Ted Chai
San Francisco, CA
Homeless on a $100K Budget
November 2024

When the topic of San Francisco’s homelessness problem comes up, there tends to be a lot of fist shaking at the government, capitalism, and society at large. The logic is that the inherent inequities of our economic system will always leave some people empty handed and our governing elites are too greedy to share some of their wealth with the have-nots. In short, there’s not enough resources to go around at the bottom of the ladder.

Given that San Francisco is the richest major city in the richest country in the world, I find that premise to be absurd. In a region hosting multiple trillion dollar companies, each with social justice initiatives rivaling that of a liberal arts college, we face such severe resource scarcity that San Francisco is reputationally synonymous with homelessness?

To quantify this gap, let’s explore the costs of an over simplistic policy: providing every homeless person with free housing and meals. For good measure, let’s set everyone up in a luxury high rise apartment with a rooftop lap pool and a sufficient food budget to buy absurdly priced Sweetgreen salads for every meal. Annually, this would cost:

Housing: $3,000/month x 12 months = $36,000
Food: $50/day x 365 days = $18,250
Total: $54,250

With a homeless population of 8,300, the policy’s total annual cost would be approximately $450 million. That sounds like a big number, until you realize the City of San Francisco’s Department of Homelessness and Supportive Housing’s annual budget is $846.3 million.

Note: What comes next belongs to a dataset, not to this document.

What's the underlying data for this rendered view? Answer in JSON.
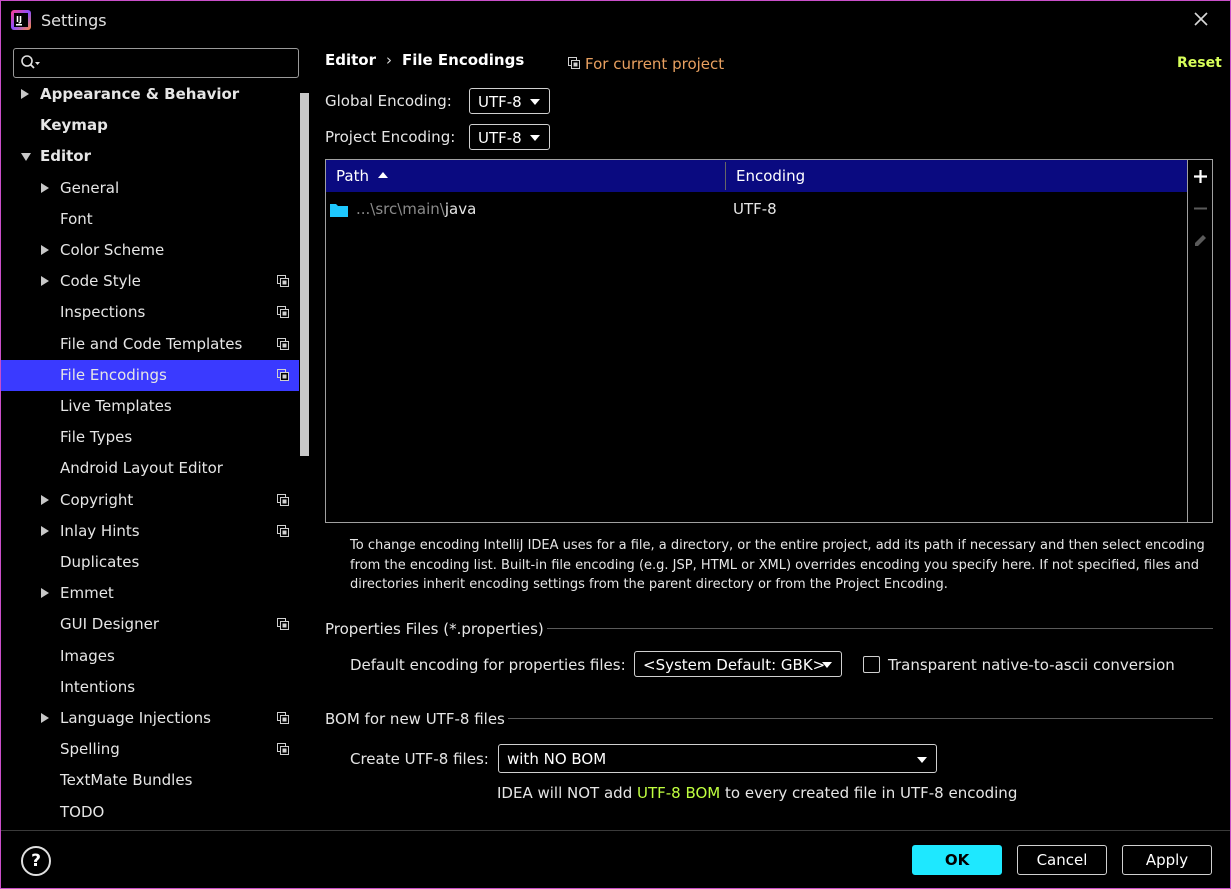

Of course, homelessness isn’t nearly that simple—the challenge persists even with housing due to underlying issues like mental health, addiction, and lack of support. Outreach staff, addiction counseling and relocation assistance all costs money. But the sheer scale of our resource abundance compared to our resource needs implies that homelessness is a problem of governance, not resources.

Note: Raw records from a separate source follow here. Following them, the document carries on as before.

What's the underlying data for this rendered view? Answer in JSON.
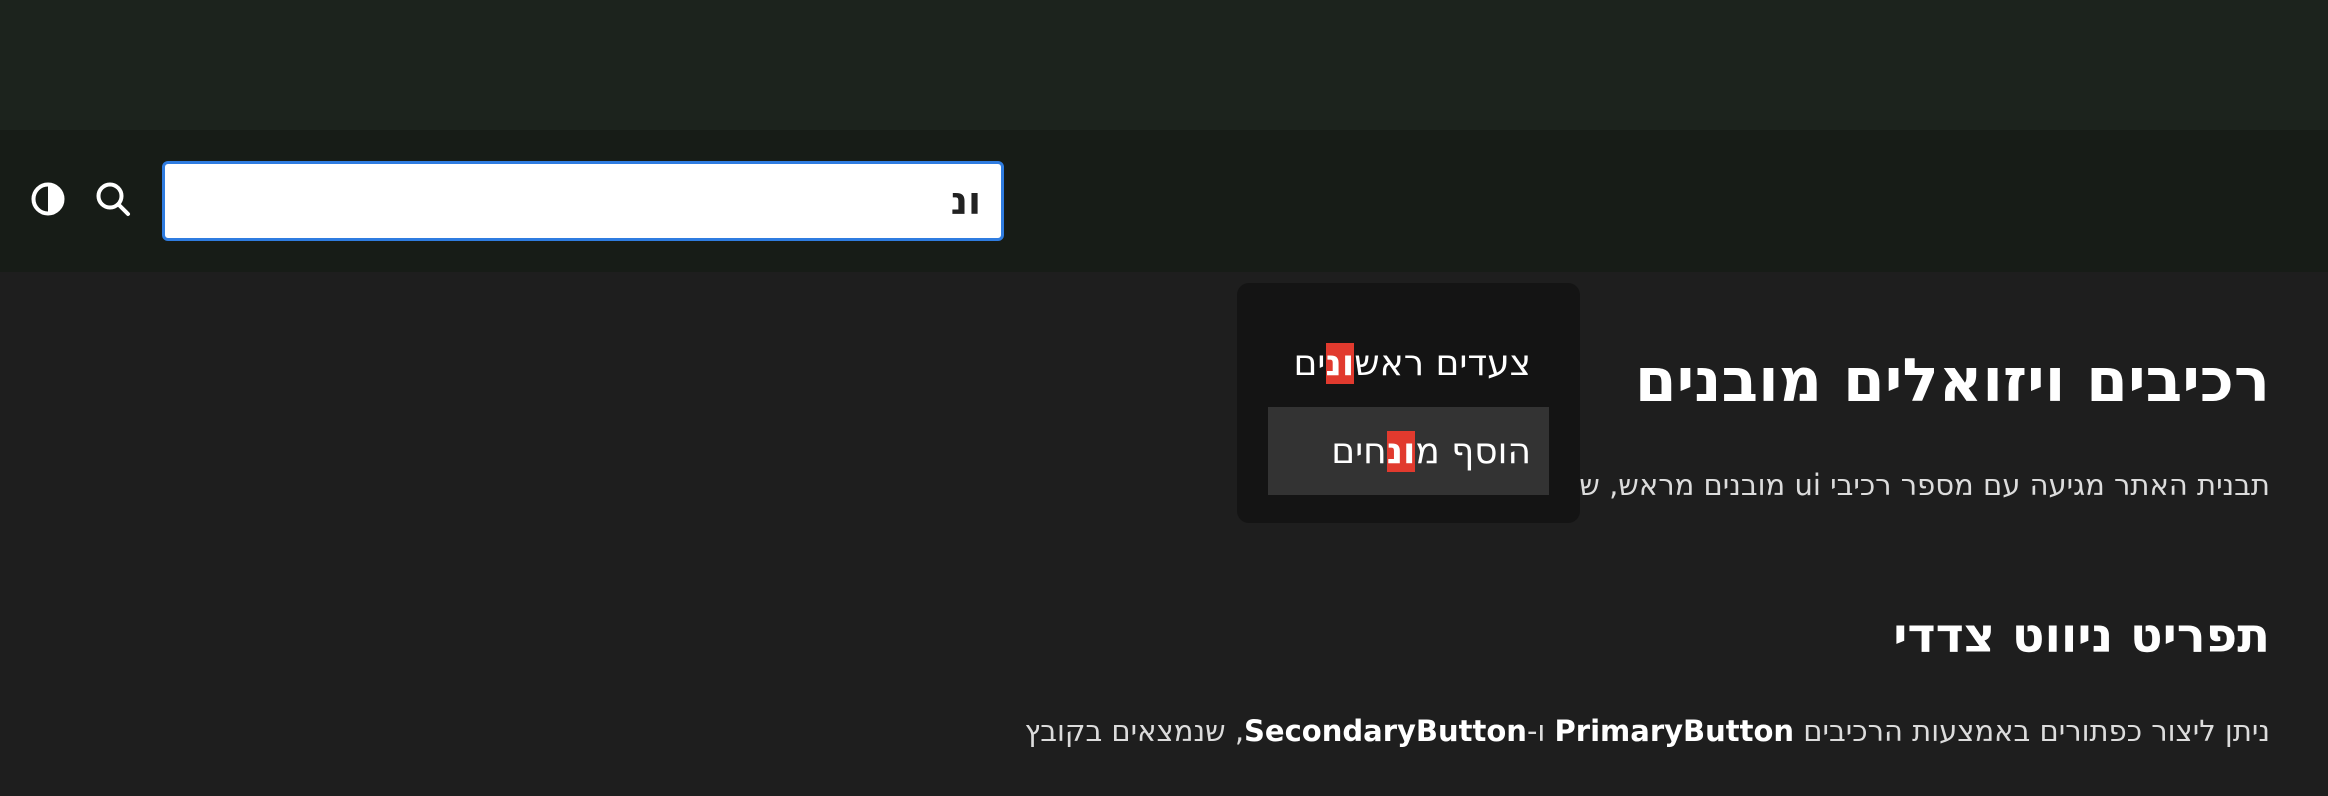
{
  "colors": {
    "accent_focus": "#2f7ce0",
    "highlight": "#e13a2e",
    "header_bg": "#171c17",
    "page_bg": "#1e1e1e"
  },
  "header": {
    "icons": [
      "contrast-icon",
      "search-icon"
    ],
    "search": {
      "value": "ונ",
      "placeholder": ""
    }
  },
  "search_results": [
    {
      "before": "צעדים ראש",
      "match": "ונ",
      "after": "ים",
      "active": false
    },
    {
      "before": "הוסף מ",
      "match": "ונ",
      "after": "חים",
      "active": true
    }
  ],
  "main": {
    "title": "רכיבים ויזואלים מובנים",
    "description": "תבנית האתר מגיעה עם מספר רכיבי ui מובנים מראש, שישית לצרכים שלכם.",
    "section_title": "תפריט ניווט צדדי",
    "section_desc_start": "ניתן ליצור כפתורים באמצעות הרכיבים ",
    "section_desc_code1": "PrimaryButton",
    "section_desc_mid": " ו-",
    "section_desc_code2": "SecondaryButton",
    "section_desc_end": ", שנמצאים בקובץ"
  }
}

Estimating the true cost of resolving San Francisco's homelessness crisis is challenging, as that would require predictability regarding the cost to successfully treat addiction, volume of police staffing needed to deter drug dealing, etc. To err on the side of caution, let's assume it will cost ten times our initial luxury apartment and Sweetgreen budget—$4.5 billion dollars, more than half a million dollars per year for every homeless person on the street.

San Franciscans would almost certainly be happy to shoulder that tax burden, if not of goodwill, then out of self interest. In the past few years, homelessness in the SOMA neighborhood has surged so drastically that it has become a very undesirable place to live. Condos are being listed for 40% below their sale prices from just a few years ago. With ~20,000 residential units in SOMA, that’s more than $9 billion in lost property value, and that’s just within one of San Francisco's 37 neighborhoods. Once you consider the effects on commercial real estate, retail businesses, tourism, and general liveability, $4.5 billion per year seems like a bargain.

Homelessness may be a governance problem, but that’s not to say governance is an easier problem to solve. Implementing the absurd $4.5 billion drug-free luxury apartments and Sweetgreen policy would require you mandate rehab and criminalize living on the streets. You would need to build 8,300 new apartments and countless rooftop pools. Before that, you would need to do battle with an army of NIMBYs who don’t want new apartment buildings to cast a shadow on their backyards. And of course, once homeless people in other cities find out San Francisco is handing out free condos, they’ll come too.

I don’t claim to have a solution to the governance problem. There’s a lot of political philosophy to be debated on the ethics of forced addiction treatment, efficacy of tough on crime policing, and human rights issues of having to eat Sweetgreen, but I know the solution exists. The Singapore’s and Luxembourg’s of the world prove that with abundant resources, homelessness can be solved. We just need to govern.